Rapidamente eu me encontrava na frente dos portões do cemitério. Olhei para os lados e nenhum movimento, as ruas estavam desertas, mas logo tornar-se-iam movimentadas, o céu já estava clareando-se.
Com um salto pulei os portões de ferro. Fechei meus olhos e pude sentir minha amada. O senso não apontava para frente, nem para trás, muito menos para os lados. Mas ele mostrava-me outro sentido, para baixo.
Mais alguns minutos e pude ver a grande lápide do túmulo de minha amada. No centro do mármore, repousava sua foto, linda, com olhar distante, como se pudesse ver sua alma. Passei minhas mãos sobre a foto, fechei meus olhos e imaginei que fosse seu rosto. Uma vez mais as lágrimas rolaram.
Suspirei e disse: Tenha calma meu amor, quando o sol nascer, me encontrarei com você.
Ao dizer essas palavras abri os olhos e vi o horizonte, vermelho e onipotente. Em breve o astro rei se levantaria.

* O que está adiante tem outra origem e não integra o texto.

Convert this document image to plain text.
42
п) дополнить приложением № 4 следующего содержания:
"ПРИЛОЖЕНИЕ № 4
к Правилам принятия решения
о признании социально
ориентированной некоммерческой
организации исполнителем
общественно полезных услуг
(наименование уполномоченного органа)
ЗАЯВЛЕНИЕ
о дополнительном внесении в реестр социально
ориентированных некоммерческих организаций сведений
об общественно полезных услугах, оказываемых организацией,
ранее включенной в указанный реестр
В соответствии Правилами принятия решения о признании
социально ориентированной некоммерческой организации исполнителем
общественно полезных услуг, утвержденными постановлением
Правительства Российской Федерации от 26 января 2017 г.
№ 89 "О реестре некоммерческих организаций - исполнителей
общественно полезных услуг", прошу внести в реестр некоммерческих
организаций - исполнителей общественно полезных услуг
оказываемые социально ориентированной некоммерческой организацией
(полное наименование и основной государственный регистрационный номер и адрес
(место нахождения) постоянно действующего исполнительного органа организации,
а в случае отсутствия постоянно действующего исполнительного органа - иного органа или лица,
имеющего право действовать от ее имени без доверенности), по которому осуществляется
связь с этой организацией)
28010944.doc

Senti medo, mas não perdi a coragem. Ali, agarrei-me as bordas do mármore. A dor seria intensa. Mas seria a última.
Quente! Dor!
Minha pele queima! Mordi os lábios e nem sequer um grunhido saiu de minha boca. Com os olhos fechados só tive tempo de repousar minha fronte na lápide, sorrir e dizer adeus a este mundo.